As vacinas são substâncias biológicas que, ao serem introduzidas no organismo,  estimulam o sistema imunológico a produzir anticorpos. Quando a pessoa está vacinada, ela tem os anticorpos prontos para atacar o vírus ou bactéria que entrar em seu organismo.

Existem dois tipos de vacinas:

– Vacinas inativadas (vírus morto): produzidas através de tecnologias que inativam os agentes infecciosos, e usam partes desses agentes, sem o material genético.

– Vacinas atenuadas: são produzidas para enfraquecer a ação do agente agressor, de forma que, ao ser introduzido no organismo, este agente enfraquecido se multiplica somente o suficiente para estimular uma resposta imunológica adequada e segura.
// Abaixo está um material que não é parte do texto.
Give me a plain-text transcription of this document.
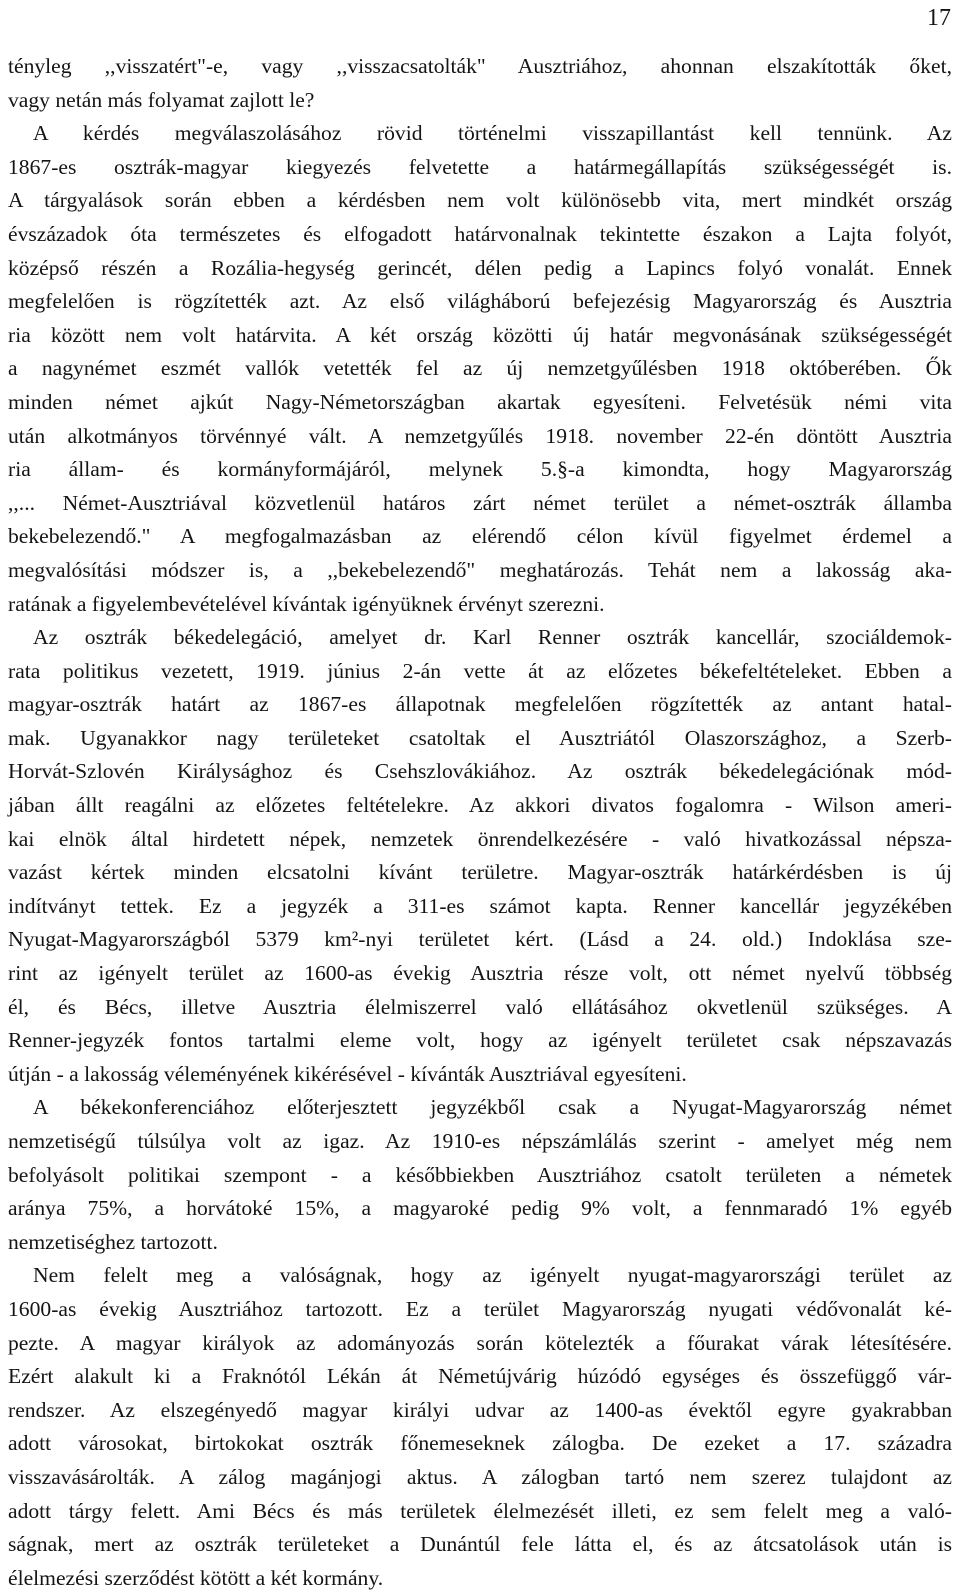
17
tényleg ,,visszatért"-e, vagy ,,visszacsatolták" Ausztriához, ahonnan elszakították őket,
vagy netán más folyamat zajlott le?
A kérdés megválaszolásához rövid történelmi visszapillantást kell tennünk. Az
1867-es osztrák-magyar kiegyezés felvetette a határmegállapítás szükségességét is.
A tárgyalások során ebben a kérdésben nem volt különösebb vita, mert mindkét ország
évszázadok óta természetes és elfogadott határvonalnak tekintette északon a Lajta folyót,
középső részén a Rozália-hegység gerincét, délen pedig a Lapincs folyó vonalát. Ennek
megfelelően is rögzítették azt. Az első világháború befejezésig Magyarország és Ausztria
ria között nem volt határvita. A két ország közötti új határ megvonásának szükségességét
a nagynémet eszmét vallók vetették fel az új nemzetgyűlésben 1918 októberében. Ők
minden német ajkút Nagy-Németországban akartak egyesíteni. Felvetésük némi vita
után alkotmányos törvénnyé vált. A nemzetgyűlés 1918. november 22-én döntött Ausztria
ria állam- és kormányformájáról, melynek 5.§-a kimondta, hogy Magyarország
,,... Német-Ausztriával közvetlenül határos zárt német terület a német-osztrák államba
bekebelezendő." A megfogalmazásban az elérendő célon kívül figyelmet érdemel a
megvalósítási módszer is, a ,,bekebelezendő" meghatározás. Tehát nem a lakosság aka-
ratának a figyelembevételével kívántak igényüknek érvényt szerezni.
Az osztrák békedelegáció, amelyet dr. Karl Renner osztrák kancellár, szociáldemok-
rata politikus vezetett, 1919. június 2-án vette át az előzetes békefeltételeket. Ebben a
magyar-osztrák határt az 1867-es állapotnak megfelelően rögzítették az antant hatal-
mak. Ugyanakkor nagy területeket csatoltak el Ausztriától Olaszországhoz, a Szerb-
Horvát-Szlovén Királysághoz és Csehszlovákiához. Az osztrák békedelegációnak mód-
jában állt reagálni az előzetes feltételekre. Az akkori divatos fogalomra - Wilson ameri-
kai elnök által hirdetett népek, nemzetek önrendelkezésére - való hivatkozással népsza-
vazást kértek minden elcsatolni kívánt területre. Magyar-osztrák határkérdésben is új
indítványt tettek. Ez a jegyzék a 311-es számot kapta. Renner kancellár jegyzékében
Nyugat-Magyarországból 5379 km²-nyi területet kért. (Lásd a 24. old.) Indoklása sze-
rint az igényelt terület az 1600-as évekig Ausztria része volt, ott német nyelvű többség
él, és Bécs, illetve Ausztria élelmiszerrel való ellátásához okvetlenül szükséges. A
Renner-jegyzék fontos tartalmi eleme volt, hogy az igényelt területet csak népszavazás
útján - a lakosság véleményének kikérésével - kívánták Ausztriával egyesíteni.
A békekonferenciához előterjesztett jegyzékből csak a Nyugat-Magyarország német
nemzetiségű túlsúlya volt az igaz. Az 1910-es népszámlálás szerint - amelyet még nem
befolyásolt politikai szempont - a későbbiekben Ausztriához csatolt területen a németek
aránya 75%, a horvátoké 15%, a magyaroké pedig 9% volt, a fennmaradó 1% egyéb
nemzetiséghez tartozott.
Nem felelt meg a valóságnak, hogy az igényelt nyugat-magyarországi terület az
1600-as évekig Ausztriához tartozott. Ez a terület Magyarország nyugati védővonalát ké-
pezte. A magyar királyok az adományozás során kötelezték a főurakat várak létesítésére.
Ezért alakult ki a Fraknótól Lékán át Németújvárig húzódó egységes és összefüggő vár-
rendszer. Az elszegényedő magyar királyi udvar az 1400-as évektől egyre gyakrabban
adott városokat, birtokokat osztrák főnemeseknek zálogba. De ezeket a 17. századra
visszavásárolták. A zálog magánjogi aktus. A zálogban tartó nem szerez tulajdont az
adott tárgy felett. Ami Bécs és más területek élelmezését illeti, ez sem felelt meg a való-
ságnak, mert az osztrák területeket a Dunántúl fele látta el, és az átcsatolások után is
élelmezési szerződést kötött a két kormány.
Mas, afinal, as vacinas são seguras?

Toda vacina, para ser licenciada no Brasil, passa por um rigoroso processo de avaliação pela Agência Nacional de Vigilância Sanitária (Anvisa). Esse órgão, regido pelo Ministério da Saúde, analisa os dados das pesquisas, muitas vezes realizadas ao longo de décadas, e que demonstram os resultados de segurança e eficácia da vacina obtida em estudos com milhares de humanos voluntários de vários países. O objetivo é se certificar de que o produto é de fato capaz de prevenir determinada doença sem oferecer risco à saúde.
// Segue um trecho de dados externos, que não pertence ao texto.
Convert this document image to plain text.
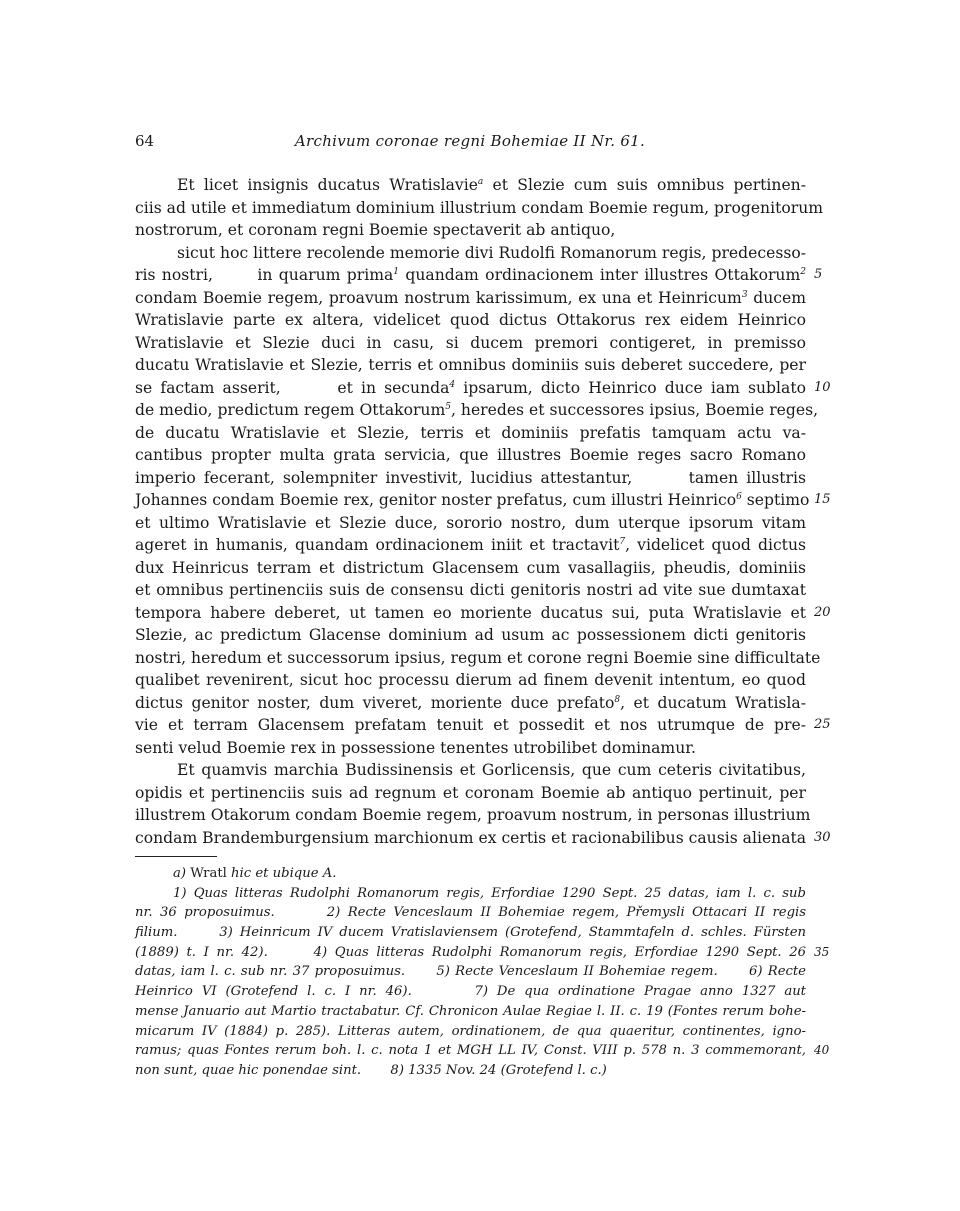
64	Archivum coronae regni Bohemiae II Nr. 61.
Et licet insignis ducatus Wratislavie$^a$ et Slezie cum suis omnibus pertinen-
ciis ad utile et immediatum dominium illustrium condam Boemie regum, progenitorum
nostrorum, et coronam regni Boemie spectaverit ab antiquo,
sicut hoc littere recolende memorie divi Rudolfi Romanorum regis, predecesso-
ris nostri,       in quarum prima$^1$ quandam ordinacionem inter illustres Ottakorum$^2$ 5
condam Boemie regem, proavum nostrum karissimum, ex una et Heinricum$^3$ ducem
Wratislavie parte ex altera, videlicet quod dictus Ottakorus rex eidem Heinrico
Wratislavie et Slezie duci in casu, si ducem premori contigeret, in premisso
ducatu Wratislavie et Slezie, terris et omnibus dominiis suis deberet succedere, per
se factam asserit,       et in secunda$^4$ ipsarum, dicto Heinrico duce iam sublato 10
de medio, predictum regem Ottakorum$^5$, heredes et successores ipsius, Boemie reges,
de ducatu Wratislavie et Slezie, terris et dominiis prefatis tamquam actu va-
cantibus propter multa grata servicia, que illustres Boemie reges sacro Romano
imperio fecerant, solempniter investivit, lucidius attestantur,       tamen illustris
Johannes condam Boemie rex, genitor noster prefatus, cum illustri Heinrico$^6$ septimo 15
et ultimo Wratislavie et Slezie duce, sororio nostro, dum uterque ipsorum vitam
ageret in humanis, quandam ordinacionem iniit et tractavit$^7$, videlicet quod dictus
dux Heinricus terram et districtum Glacensem cum vasallagiis, pheudis, dominiis
et omnibus pertinenciis suis de consensu dicti genitoris nostri ad vite sue dumtaxat
tempora habere deberet, ut tamen eo moriente ducatus sui, puta Wratislavie et 20
Slezie, ac predictum Glacense dominium ad usum ac possessionem dicti genitoris
nostri, heredum et successorum ipsius, regum et corone regni Boemie sine difficultate
qualibet revenirent, sicut hoc processu dierum ad finem devenit intentum, eo quod
dictus genitor noster, dum viveret, moriente duce prefato$^8$, et ducatum Wratisla-
vie et terram Glacensem prefatam tenuit et possedit et nos utrumque de pre- 25
senti velud Boemie rex in possessione tenentes utrobilibet dominamur.
Et quamvis marchia Budissinensis et Gorlicensis, que cum ceteris civitatibus,
opidis et pertinenciis suis ad regnum et coronam Boemie ab antiquo pertinuit, per
illustrem Otakorum condam Boemie regem, proavum nostrum, in personas illustrium
condam Brandemburgensium marchionum ex certis et racionabilibus causis alienata 30
a) Wratl hic et ubique A.
1) Quas litteras Rudolphi Romanorum regis, Erfordiae 1290 Sept. 25 datas, iam l. c. sub
nr. 36 proposuimus.       2) Recte Venceslaum II Bohemiae regem, Přemysli Ottacari II regis
filium.      3) Heinricum IV ducem Vratislaviensem (Grotefend, Stammtafeln d. schles. Fürsten
(1889) t. I nr. 42).      4) Quas litteras Rudolphi Romanorum regis, Erfordiae 1290 Sept. 26 35
datas, iam l. c. sub nr. 37 proposuimus.      5) Recte Venceslaum II Bohemiae regem.      6) Recte
Heinrico VI (Grotefend l. c. I nr. 46).       7) De qua ordinatione Pragae anno 1327 aut
mense Januario aut Martio tractabatur. Cf. Chronicon Aulae Regiae l. II. c. 19 (Fontes rerum bohe-
micarum IV (1884) p. 285). Litteras autem, ordinationem, de qua quaeritur, continentes, igno-
ramus; quas Fontes rerum boh. l. c. nota 1 et MGH LL IV, Const. VIII p. 578 n. 3 commemorant, 40
non sunt, quae hic ponendae sint.       8) 1335 Nov. 24 (Grotefend l. c.)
No Brasil, o Programa Nacional de Imunizações (PNI) é responsável por organizar a política de vacinação da população brasileira. O nosso calendário vacinal é considerado pela Organização Mundial da Saúde, um dos mais completos do mundo. 

Por que existem pessoas que são contra as vacinas?

As críticas sobre as vacinas existem desde que as primeiras campanhas de vacinação foram organizadas. Alguns críticos questionam a forma como as vacinas são desenvolvidas, ou argumentam contra a obrigatoriedade da vacinação, que atacaria liberdades individuais. Existem ainda questionamentos sobre o número de vacinas, se este não seria excessivo e, por isso, prejudicial. Além das críticas, existe ainda um temor por reações adversas que podem ser provocadas pelas vacinas.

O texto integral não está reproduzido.